Impact of using S3 Gateway

James_Cook · August 21, 2011, 8:26pm

I've been writing the ES/EC2 tutorial that Clinton put me up to.

I would like to include some content about the downsides of using the S3
Gateway.

I suppose performance isn't an issue since ES will write asynchronously. I
know the performance of a recovery is slower because of the EC2/S3 IO
throughput.

As I see it, there must be some kind of potential consistency problem since
ES writes to the S3 gateway asynchronously. If the asynchronous write fails
because of an abrupt termination of a cluster node, isn't is possible that
the gateway will be in an inconsistent state? I suppose that some other node
will be the destination of the failed primary shard and could potentially
correct the problem. If the primary and replica nodes for a shard all fail,
couldn't the gateway get out of sync?

If yes, can the gateway be corrupted, or will it just recover to a prior
valid state?

kimchy · August 22, 2011, 6:39pm

Hi James,

I just saw the tutorial you put up, I will go over it today and update it
where relevant, but, lemme answer quickly here as well.

The first major downside of using s3 gateway is the overhead in network
for transferring the (delta) index files and persisting them on s3. The
second downside is the fact that its written asynchronously, so changes you
made that have not yet been persisted, will be lost on full cluster shutdown
(but, the last "fully" persisted state is always available).

-shay.banon

On Sun, Aug 21, 2011 at 11:26 PM, James Cook jcook@tracermedia.com wrote:

I've been writing the ES/EC2 tutorial that Clinton put me up to.

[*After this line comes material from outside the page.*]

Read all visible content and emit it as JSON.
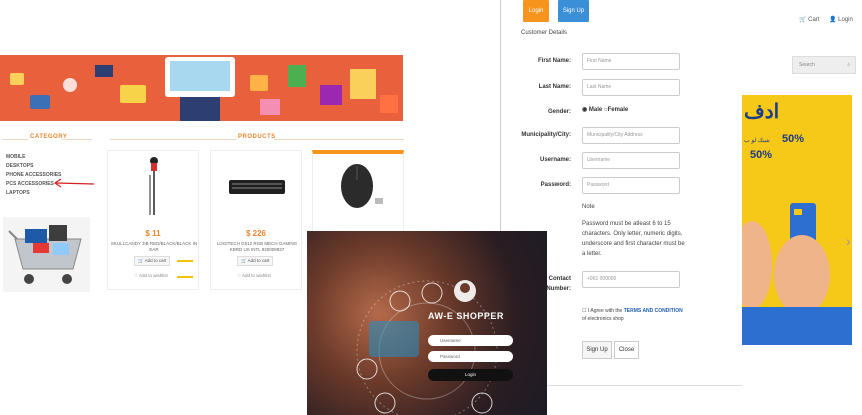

I would like to include some content about the downsides of using the S3
Gateway.

I suppose performance isn't an issue since ES will write asynchronously. I
know the performance of a recovery is slower because of the EC2/S3 IO
throughput.

As I see it, there must be some kind of potential consistency problem since
ES writes to the S3 gateway asynchronously. If the asynchronous write fails
because of an abrupt termination of a cluster node, isn't is possible that
the gateway will be in an inconsistent state? I suppose that some other node
will be the destination of the failed primary shard and could potentially
correct the problem. If the primary and replica nodes for a shard all fail,
couldn't the gateway get out of sync?

If yes, can the gateway be corrupted, or will it just recover to a prior
valid state?